$Ax$ is the vector obtained projecting $x$ onto the line $x_1=x_2$
I can not understand what the exercise asks, or how to start to solve it.
The funny thing is that this exercise is within the portion of linear transformations, and I can not find the relationship.
I hope someone can help me and guide me to bring it out.
On
The line $x_1 = x_2$ is given by the direction vector $[1;1]$. $A$ is the "projection onto the direction given by $[1;1]$" matrix. So, $A x = \frac{<[1;1], x>}{||[1;1]||} [1;1]$ (the inner product with normalization gives you the projection's magnitude, and the $[1;1]$ gives direction). Now, note that $<[1;1],x> = [1;1]^T x = x^T [1;1]$, and re-arrange it so that you get $(stuff)x$. Then, $A=stuff$.
You can read the vector projection article on wikipedia for more details (in particular, the section on "Matrix Representation".
On
Well, I presume you are looking for an orthogonal projection (that is $Ax$ is the nearest point to the line $x_1=x_2$).
It takes a little bit of work to demonstrate that the projection operator is a linear operator. The nice thing about a linear operator is that you only need to figure out how it affects a set of basis vectors and then you know how it behaves everywhere.
I am assuming that you are asking how to compute the $A$ rather than to demonstrate that the orthogonal projection is linear.
One way is to see how the matrix $A$ operates on the basis vectors $e_1=(1,0)^T$, $e_2 = (0,1)^T$.
If you draw a picture, you will see that $e_1$ is mapped to $({1 \over 2}, {1 \over 2})^T$, and $e_2$ is also mapped to $({1 \over 2}, {1 \over 2})^T$.
Hence the matrix is $A = \begin{bmatrix} {1 \over 2} & {1 \over 2} \\ {1 \over 2} & {1 \over 2}\end{bmatrix}$.

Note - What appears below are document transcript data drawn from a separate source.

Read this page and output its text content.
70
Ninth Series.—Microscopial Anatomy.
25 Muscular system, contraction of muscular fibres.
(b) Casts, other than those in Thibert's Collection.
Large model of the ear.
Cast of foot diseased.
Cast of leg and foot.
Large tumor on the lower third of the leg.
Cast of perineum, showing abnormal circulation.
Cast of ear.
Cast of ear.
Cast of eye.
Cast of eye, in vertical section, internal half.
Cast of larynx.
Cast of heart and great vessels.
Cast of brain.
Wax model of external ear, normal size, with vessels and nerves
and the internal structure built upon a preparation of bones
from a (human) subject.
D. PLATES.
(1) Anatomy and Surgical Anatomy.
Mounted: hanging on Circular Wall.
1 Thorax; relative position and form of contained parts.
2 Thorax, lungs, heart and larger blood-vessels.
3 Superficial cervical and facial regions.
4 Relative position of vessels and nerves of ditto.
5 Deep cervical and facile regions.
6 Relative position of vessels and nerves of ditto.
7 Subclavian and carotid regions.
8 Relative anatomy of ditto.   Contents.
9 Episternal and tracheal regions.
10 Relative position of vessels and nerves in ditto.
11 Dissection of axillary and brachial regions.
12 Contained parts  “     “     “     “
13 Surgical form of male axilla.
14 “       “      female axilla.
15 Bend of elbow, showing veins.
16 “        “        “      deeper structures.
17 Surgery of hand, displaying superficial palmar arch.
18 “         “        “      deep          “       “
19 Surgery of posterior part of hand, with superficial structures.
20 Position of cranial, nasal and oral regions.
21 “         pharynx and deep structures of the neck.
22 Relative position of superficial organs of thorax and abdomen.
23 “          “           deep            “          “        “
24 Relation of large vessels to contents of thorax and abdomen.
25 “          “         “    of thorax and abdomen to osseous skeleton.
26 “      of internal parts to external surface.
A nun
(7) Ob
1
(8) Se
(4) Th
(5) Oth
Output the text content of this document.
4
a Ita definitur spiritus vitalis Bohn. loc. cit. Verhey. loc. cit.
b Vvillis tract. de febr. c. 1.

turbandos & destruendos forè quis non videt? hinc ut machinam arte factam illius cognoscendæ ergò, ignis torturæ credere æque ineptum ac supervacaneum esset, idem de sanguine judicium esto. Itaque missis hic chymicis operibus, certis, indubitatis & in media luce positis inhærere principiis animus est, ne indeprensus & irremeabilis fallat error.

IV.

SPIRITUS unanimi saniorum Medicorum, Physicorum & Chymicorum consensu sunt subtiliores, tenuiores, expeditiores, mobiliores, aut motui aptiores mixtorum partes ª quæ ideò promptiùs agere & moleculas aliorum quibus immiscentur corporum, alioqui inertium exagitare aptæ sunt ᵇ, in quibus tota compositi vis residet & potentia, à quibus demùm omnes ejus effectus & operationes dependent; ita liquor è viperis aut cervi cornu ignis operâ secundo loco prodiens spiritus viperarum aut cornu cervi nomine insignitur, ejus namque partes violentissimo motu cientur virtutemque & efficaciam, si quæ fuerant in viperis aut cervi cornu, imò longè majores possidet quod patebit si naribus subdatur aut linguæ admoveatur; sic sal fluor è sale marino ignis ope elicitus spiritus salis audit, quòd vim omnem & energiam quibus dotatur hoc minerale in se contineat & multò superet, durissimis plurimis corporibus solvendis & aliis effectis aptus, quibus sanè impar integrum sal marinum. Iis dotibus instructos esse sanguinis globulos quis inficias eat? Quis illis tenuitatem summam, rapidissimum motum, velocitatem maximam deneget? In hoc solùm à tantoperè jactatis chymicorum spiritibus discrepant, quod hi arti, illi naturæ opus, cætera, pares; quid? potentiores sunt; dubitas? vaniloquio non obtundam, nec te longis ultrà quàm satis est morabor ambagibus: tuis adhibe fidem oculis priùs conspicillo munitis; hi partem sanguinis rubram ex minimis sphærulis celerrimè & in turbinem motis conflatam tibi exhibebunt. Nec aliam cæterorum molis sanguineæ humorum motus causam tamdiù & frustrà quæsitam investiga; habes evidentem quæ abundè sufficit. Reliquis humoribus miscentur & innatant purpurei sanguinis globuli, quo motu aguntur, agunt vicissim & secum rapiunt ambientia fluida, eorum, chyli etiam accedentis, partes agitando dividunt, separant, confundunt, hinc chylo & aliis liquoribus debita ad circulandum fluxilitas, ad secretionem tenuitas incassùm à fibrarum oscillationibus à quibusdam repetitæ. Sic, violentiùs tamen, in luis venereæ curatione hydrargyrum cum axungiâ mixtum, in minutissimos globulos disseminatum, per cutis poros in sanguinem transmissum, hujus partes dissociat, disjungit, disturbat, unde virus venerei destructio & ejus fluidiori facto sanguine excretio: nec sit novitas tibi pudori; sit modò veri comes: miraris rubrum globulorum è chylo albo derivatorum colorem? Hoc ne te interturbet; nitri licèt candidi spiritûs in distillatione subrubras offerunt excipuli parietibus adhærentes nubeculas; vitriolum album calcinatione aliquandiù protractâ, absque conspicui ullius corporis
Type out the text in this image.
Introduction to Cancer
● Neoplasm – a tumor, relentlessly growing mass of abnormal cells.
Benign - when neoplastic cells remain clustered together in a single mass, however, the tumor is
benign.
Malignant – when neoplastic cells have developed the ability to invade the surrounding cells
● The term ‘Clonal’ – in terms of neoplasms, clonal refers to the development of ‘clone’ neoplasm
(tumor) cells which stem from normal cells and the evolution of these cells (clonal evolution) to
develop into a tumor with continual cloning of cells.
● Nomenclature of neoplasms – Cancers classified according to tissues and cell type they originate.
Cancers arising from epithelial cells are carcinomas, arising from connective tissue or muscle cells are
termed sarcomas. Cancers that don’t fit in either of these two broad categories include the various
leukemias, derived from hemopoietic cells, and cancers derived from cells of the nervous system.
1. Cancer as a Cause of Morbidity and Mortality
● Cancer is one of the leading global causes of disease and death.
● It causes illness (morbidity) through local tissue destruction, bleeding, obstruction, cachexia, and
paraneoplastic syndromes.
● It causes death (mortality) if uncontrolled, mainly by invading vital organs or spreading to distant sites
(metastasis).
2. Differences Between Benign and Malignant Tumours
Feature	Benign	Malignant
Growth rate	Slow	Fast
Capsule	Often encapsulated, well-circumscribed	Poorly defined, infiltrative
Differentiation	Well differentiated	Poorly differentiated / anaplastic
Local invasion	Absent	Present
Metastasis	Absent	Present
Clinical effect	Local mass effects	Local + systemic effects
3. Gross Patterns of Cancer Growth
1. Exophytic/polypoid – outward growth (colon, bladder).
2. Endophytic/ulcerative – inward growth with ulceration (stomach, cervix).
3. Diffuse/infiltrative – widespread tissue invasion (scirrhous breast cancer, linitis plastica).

Note that we could have created a projection that was not orthogonal, but we need to ensure that the operator is a projection, that is $A^2 = A$. For example, we could map $e_1 \to (1,1)^T$, which would require that $A^2 e_1 = A (1,1)^T = A(e_1+e_2) = e_1+e_2$, which in turn gives $A e_2 = 0$, so the matrix $A = \begin{bmatrix} 0 & 1 \\ 0 & 1 \end{bmatrix}$ would also work.
This makes no sense to me. $x$ must be an element of $\mathbb R^2$ if you want to take it as an argument of a linear transformation $A:\mathbb R^2\to\mathbb R^2$. In this case, I guess the exercise to be: Find the orthogonal projection mapping $\mathbb R^2$ onto the subspace spanned by $e_1+e_2$.